C’est à ce titre, que les Histoires de la forêt viennoise sont un pur chef d’oeuvre. « Pièce populaire « , par excellence, les héros qu’Horvath nous présente en l’espace de courts et nombreux tableaux sont tous médiocres et quelconques. Dans la même rue de Vienne voisinent le Roi des magiciens, réparateur de poupées, – dont la fille Marianne est promise à Oscar le voisin boucher, – et la buraliste dont l’amant Alfred tombe amoureux de Marianne. Marianne et Alfred, les deux « héros « , vivront ensemble, mais leur amour ne résistera pas à la crise économique. Ils mettent un enfant au monde, qui scelle leur iniquité. Marianne devient danseuse nue dans un cabaret. L’enfant meurt heureusement et permet ainsi le retour au point de départ. La sensualité fera place à la légalité du mariage bourgeois : adieu amant et maîtresse.

Une langue sans pitié.

Tous ces personnages, aussi insignifiants les uns que les autres sont saisis dans leur quotidien, à travers les situations les plus ridicules :Alfred a mangé tout le lait caillé de sa grand-mère qui lui réclame l’argent emprunté, pour qu’elle paye elle-même son enterrement.
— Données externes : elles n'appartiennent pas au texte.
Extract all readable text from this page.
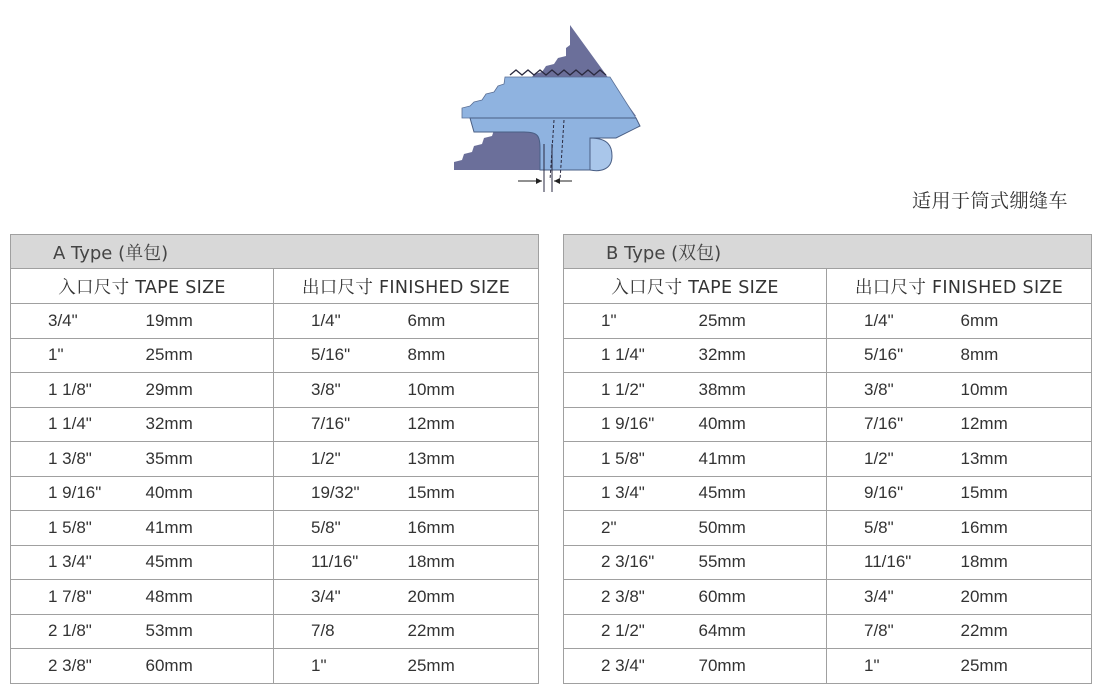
适用于筒式绷缝车
A Type (单包)			
入口尺寸 TAPE SIZE		出口尺寸 FINISHED SIZE	
3/4"	19mm	1/4"	6mm
1"	25mm	5/16"	8mm
1 1/8"	29mm	3/8"	10mm
1 1/4"	32mm	7/16"	12mm
1 3/8"	35mm	1/2"	13mm
1 9/16"	40mm	19/32"	15mm
1 5/8"	41mm	5/8"	16mm
1 3/4"	45mm	11/16"	18mm
1 7/8"	48mm	3/4"	20mm
2 1/8"	53mm	7/8	22mm
2 3/8"	60mm	1"	25mm
B Type (双包)			
入口尺寸 TAPE SIZE		出口尺寸 FINISHED SIZE	
1"	25mm	1/4"	6mm
1 1/4"	32mm	5/16"	8mm
1 1/2"	38mm	3/8"	10mm
1 9/16"	40mm	7/16"	12mm
1 5/8"	41mm	1/2"	13mm
1 3/4"	45mm	9/16"	15mm
2"	50mm	5/8"	16mm
2 3/16"	55mm	11/16"	18mm
2 3/8"	60mm	3/4"	20mm
2 1/2"	64mm	7/8"	22mm
2 3/4"	70mm	1"	25mm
Oscar est atteint dans son amour propre car on prétend que son boudin n’est pas bon. Une cliente riche achète pour son fils des boîtes de soldats blessés et tués afin qu’il s’amuse. Le roi des magiciens cherche désespérément ses fixe-chaussettes. Valérie et Alfred se ruinent aux courses. Le dimanche, ils vont dans la forêt, près du « beau Danube bleu  » et prennent des photos de famille. Cela tient de la Noce chez les petits-bourgeois de Brecht mais en bien plus méchant: même les petits enfants endimanchés sont laids et c’est en jouant de la mandoline que l’on dit du mal des juifs. En peignoir de bain et en chapeau de paille, dans la semaine ou les dimanches, ils s’éclaboussent de la musique de Johann Strauss. Ses valses bercent leurs baisers, leurs attouchements, leur sommeil, leurs rêves et leurs joies. Les Histoires de la forêt viennoise de Strauss martèlent chaque tableau, décor en carton pâte, rideaux de velours rouge poussiéreux, moulure dorée, qui s’écaillent. Ils l’écoutent en mangeant des saucisses ou en dissertant sur Dostoievski, l’amour et la fragilité des choses humaines.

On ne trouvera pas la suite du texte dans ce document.